Alors que le petit groupe se prépare à prendre le chemin du retour, Rob et Markus se détachant de la barrière sur laquelle ils étaient appuyés, le démarrage d'une moto leur fait tourner la tête.
Sur l'engin, Mae reconnaît le mécanicien que lui a montré Ellen le matin-même. Derrière lui, Caesar reconnaît quant à lui la femme blonde de la cantine, sur laquelle Jack était à deux doigts de baver. Sans casque ni l'un ni l'autre, et lui toujours sans blouson, le duo s'éloigne rapidement sur le boulevard, laissant planté là nul autre que Strauss, qui les suit un instant des yeux avant de partir dans une autre direction, à pied.
— Belle bécane ! commente Robert, impressionné sans pour autant être connaisseur.
— Huh. On dirait qu'il a réussi à la réparer, observe l'adolescente.
— Tu connais ce type ? J'ai vu sa passagère à la cantine, ce midi, mais je crois pas que ce soit une prof, l'interroge Caesar.
— Je l'ai juste vu en train de bricoler sa moto ce matin. Mais le type en costume avec qui ils parlaient, c'est Strauss, mon nouveau prof de Maths, tu sais, elle lui offre le peu d'informations qu'elle détient.
— ÇA, c'est un prof ? s'écrie alors Rob, abasourdi, sans doute par l'incohérence entre l'image qu'il a d'un professeur de Mathématiques et la dégaine du grand brun.
— Oui. Il remplace Mrs.
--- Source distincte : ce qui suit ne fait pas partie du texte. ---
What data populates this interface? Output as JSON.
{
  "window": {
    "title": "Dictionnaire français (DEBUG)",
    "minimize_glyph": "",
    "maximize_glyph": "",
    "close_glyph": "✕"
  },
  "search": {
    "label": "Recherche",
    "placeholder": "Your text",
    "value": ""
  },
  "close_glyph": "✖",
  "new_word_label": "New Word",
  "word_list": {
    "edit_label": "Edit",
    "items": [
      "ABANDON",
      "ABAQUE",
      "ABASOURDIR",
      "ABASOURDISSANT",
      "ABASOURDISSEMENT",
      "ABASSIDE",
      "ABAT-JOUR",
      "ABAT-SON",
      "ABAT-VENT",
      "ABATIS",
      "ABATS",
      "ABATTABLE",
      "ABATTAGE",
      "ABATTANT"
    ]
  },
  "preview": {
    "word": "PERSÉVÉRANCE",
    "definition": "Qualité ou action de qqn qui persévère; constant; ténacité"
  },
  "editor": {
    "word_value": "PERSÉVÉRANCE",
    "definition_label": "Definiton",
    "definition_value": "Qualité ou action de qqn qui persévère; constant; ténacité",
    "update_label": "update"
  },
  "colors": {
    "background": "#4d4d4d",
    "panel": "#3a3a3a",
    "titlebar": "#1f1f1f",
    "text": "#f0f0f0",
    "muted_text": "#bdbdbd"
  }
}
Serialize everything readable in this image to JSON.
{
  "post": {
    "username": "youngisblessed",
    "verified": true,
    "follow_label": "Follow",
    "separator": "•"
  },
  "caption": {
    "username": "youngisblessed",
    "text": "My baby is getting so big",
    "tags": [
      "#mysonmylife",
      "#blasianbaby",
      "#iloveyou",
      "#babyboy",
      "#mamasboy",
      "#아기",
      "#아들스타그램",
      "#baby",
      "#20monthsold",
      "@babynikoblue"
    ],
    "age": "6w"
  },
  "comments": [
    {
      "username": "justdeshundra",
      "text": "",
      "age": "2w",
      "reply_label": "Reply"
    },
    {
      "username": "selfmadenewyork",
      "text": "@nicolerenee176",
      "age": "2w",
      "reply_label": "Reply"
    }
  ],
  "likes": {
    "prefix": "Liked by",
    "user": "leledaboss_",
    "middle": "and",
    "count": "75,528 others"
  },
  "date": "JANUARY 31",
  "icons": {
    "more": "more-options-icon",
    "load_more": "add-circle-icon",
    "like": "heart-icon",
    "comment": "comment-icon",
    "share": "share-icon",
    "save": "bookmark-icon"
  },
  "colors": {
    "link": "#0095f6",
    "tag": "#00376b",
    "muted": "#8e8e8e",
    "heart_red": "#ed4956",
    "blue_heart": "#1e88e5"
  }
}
Hemmerson, confirme Mae en hochant la tête.
— Quoi ?! C'est tellement injuste, que les générations ultérieures réalisent nos rêves ! continue de s'offusquer Robert, sous le sourire amusé de Mark, qui avait déjà connaissance de la situation.
— Il est plutôt cool, c'est vrai, lui accorde la petite blonde.
— C'est pas le mot que tu as utilisé la dernière fois que tu me l'as décrit, relève Caesar, récoltant immédiatement un regard noir.
Maena lui donne ensuite un coup de coude, tandis qu'il sourit dans son absence de barbe. Mark plisse les yeux mais ne cherche pas à comprendre, laissant ses cadets avoir leurs connivences privées.
La distraction passée, la petite bande reprend sa route, en même temps qu'un mystérieux homme à la peau sombre et aux cheveux ras, perdu dans la masse des élèves qui peuplent l'entrée de l'établissement à cette heure de la journée. Après avoir toisé la foule d'un air insatisfait, adossé à un arbre à côté de la grille qui mène au terrain de baseball, l'inconnu en veste de sport prend la même direction qu'Ellen et Nelson un peu plus tôt, rabattant sa capuche sur sa tête.